O que está em jogo no caso favela Nova Brasília?

Está em jogo a redução da letalidade policial, o enfrentamento do racismo como eixo central para a luta contra a violência de Estado, a denúncia sobre violência sexual de Estado como forma de tortura, o reconhecimento da ampla responsabilidade institucional pelas violações produzidas pela Estado, incluindo o Poder Judiciário e Ministério Público, entre outros temas. 

A sentença do Caso Favela Nova Brasília é  um instrumento de luta coletiva, que se soma ao repertório político construído pelos movimentos de familiares de vítimas de violência de Estado, diversos movimentos sociais e organizações da sociedade civil.  

Qual o momento atual do Caso?

18 de outubro de 2023 é o marco de 29 anos da primeira chacina do Caso Favela Nova Brasília. 

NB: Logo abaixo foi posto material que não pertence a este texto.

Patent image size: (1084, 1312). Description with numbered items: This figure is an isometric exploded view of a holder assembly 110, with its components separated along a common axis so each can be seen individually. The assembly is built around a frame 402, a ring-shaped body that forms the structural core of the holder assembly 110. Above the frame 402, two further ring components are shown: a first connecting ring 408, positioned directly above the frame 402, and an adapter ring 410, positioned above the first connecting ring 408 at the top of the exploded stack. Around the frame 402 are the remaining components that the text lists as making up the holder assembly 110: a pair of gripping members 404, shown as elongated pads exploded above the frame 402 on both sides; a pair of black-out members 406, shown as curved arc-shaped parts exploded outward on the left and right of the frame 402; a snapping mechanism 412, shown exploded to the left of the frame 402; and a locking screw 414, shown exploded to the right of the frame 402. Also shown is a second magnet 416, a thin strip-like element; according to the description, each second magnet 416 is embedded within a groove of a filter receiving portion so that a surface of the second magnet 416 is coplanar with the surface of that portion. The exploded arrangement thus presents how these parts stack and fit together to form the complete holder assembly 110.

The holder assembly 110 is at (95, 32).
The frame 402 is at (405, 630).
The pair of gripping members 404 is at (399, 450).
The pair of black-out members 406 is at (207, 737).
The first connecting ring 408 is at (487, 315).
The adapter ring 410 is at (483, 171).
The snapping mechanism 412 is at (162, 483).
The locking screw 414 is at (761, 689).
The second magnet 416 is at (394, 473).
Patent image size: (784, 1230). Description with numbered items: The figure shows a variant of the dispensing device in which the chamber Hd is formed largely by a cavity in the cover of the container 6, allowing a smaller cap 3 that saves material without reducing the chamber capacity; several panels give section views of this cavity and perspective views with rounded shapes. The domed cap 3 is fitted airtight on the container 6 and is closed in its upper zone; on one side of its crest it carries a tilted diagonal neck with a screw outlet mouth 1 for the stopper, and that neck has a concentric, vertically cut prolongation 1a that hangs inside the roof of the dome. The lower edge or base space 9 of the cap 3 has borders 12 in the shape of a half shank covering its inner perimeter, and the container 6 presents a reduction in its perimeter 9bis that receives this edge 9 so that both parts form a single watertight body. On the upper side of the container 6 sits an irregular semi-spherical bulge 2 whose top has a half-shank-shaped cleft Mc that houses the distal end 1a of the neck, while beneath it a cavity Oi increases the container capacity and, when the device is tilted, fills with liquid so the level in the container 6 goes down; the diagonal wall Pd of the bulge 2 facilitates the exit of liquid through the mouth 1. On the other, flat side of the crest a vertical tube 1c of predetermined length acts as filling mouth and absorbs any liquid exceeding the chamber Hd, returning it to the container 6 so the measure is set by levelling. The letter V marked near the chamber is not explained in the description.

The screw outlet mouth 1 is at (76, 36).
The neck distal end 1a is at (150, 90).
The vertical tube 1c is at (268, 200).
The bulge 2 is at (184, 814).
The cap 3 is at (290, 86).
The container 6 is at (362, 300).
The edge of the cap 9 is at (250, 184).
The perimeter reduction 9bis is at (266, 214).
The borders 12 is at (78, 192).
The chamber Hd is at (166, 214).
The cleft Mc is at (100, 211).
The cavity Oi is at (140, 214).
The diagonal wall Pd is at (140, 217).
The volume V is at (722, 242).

Atualmente o caso se encontra sob supervisão de cumprimento de sentença. As organizações representantes e o Estado enviam periodicamente informações para a Corte IDH sobre o Estado de (des)cumprimento da sentença internacional, por parte do Estado brasileiro. No curso do monitoramento da implementação da sentença, a Corte IDH pode convocar audiências públicas, sejam elas públicas ou privadas. Em 2021, ocorreu uma audiência pública sobre as medidas de não repetição, na qual foi endereçado o sistemático descumprimento do Estado em relação às determinações da Corte IDH: https://www.youtube.com/watch?v=QBhpuJlRroE&t=176s 

O marco dos 29 anos do primeiro caso é uma oportunidade importante para: (i) denunciar o descumprimento da sentença internacional por parte do Estado brasileiro; (ii) criar uma mobilização no âmbito nacional sobre a manutenção e aprofundamento dos processos de violência denunciados no caso; (iii) pressionar o Estado brasileiro à se responsabilizar e avançar no cumprimento dos pontos resolutivos da sentença, nos termos demandados pela sociedade civil e pelos movimentos sociais; (iv) abordar a perspectiva dos movimentos sociais e da sociedade civil sobre os caminhos para o cumprimento da sentença internacional (ex. de que forma entendemos que a perícia independente deve ser implementada no Brasil? ex2. como deve ser o programa de atendimento à vítimas de violência sexual?)

Como foi o julgamento da Corte IDH?

Em 16 de fevereiro de 2017, a Corte IDH proferiu sentença no Caso Favela Nova Brasília, declarando a responsabilidade internacional do Estado brasileiro pela violação do direito às garantias judiciais de independência e imparcialidade da investigação, devida diligência e prazo razoável, do direito à proteção  judicial, e do direito à integridade pessoal de familiares das pessoas assassinadas e vítimas de tortura sexual de Estado. 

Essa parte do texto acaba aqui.